With the growth in popularity of these two different programming languages, it’s important to make sure applications are effectively using the available CPU capabilities. In response to these demands, Intel VTune Amplifier has extended its profiling capability to both Java- and Python-based applications. Here we explore using Intel VTune Amplifier to gain more understanding about how an application is performing.
What is Intel VTune Amplifier?
Intel VTune Amplifier is a performance and power profiler that can help you discover the specific modules/processes that are taking more CPU time (hotspots). It can also help catch issues at the microarchitectural level (e.g., cache misses, page walks, TLB issues, and others) through a sampling technology with minimal overhead.

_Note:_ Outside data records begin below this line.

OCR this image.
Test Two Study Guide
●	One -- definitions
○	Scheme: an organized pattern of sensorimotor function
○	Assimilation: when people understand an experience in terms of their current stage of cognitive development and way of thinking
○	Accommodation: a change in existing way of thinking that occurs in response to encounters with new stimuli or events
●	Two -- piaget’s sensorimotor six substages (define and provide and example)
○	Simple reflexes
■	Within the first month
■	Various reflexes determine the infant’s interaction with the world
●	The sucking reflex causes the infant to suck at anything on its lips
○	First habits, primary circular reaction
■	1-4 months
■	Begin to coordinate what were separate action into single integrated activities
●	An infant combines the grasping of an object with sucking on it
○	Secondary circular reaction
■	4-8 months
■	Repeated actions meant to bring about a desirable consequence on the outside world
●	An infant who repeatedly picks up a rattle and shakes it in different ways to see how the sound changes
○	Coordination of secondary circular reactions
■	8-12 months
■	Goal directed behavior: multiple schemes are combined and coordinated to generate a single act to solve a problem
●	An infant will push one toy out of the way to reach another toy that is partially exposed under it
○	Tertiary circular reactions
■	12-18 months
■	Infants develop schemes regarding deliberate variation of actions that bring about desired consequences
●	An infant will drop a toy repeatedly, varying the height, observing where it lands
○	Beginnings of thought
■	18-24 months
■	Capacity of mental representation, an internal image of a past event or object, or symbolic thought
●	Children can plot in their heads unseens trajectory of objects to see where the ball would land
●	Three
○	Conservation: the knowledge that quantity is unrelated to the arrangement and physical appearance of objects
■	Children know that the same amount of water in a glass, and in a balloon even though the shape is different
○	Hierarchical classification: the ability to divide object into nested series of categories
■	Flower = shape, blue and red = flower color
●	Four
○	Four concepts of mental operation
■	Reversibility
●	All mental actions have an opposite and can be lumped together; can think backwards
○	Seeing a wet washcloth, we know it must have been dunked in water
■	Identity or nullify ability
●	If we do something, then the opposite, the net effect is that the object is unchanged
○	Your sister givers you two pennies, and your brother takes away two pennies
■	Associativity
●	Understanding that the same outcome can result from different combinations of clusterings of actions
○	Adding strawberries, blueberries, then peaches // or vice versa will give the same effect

Why Application Performance Profiling?
Application performance profiling is necessary to figure out the various code blocks that are consuming more CPU clock cycles. This kind of information can be retrieved by manually inserting timing APIs. But manual inspection and discovering the module that is causing problems takes more time when your project has many modules. Intel VTune Amplifier offers many profilers that can help drill down to the issue.
Intel VTune Amplifier Features
Intel VTune Amplifier has various features that make it intuitive and easy to use. It:
- Uses sampling technology, which has a minimal overhead compared to instrumentation used for profiling.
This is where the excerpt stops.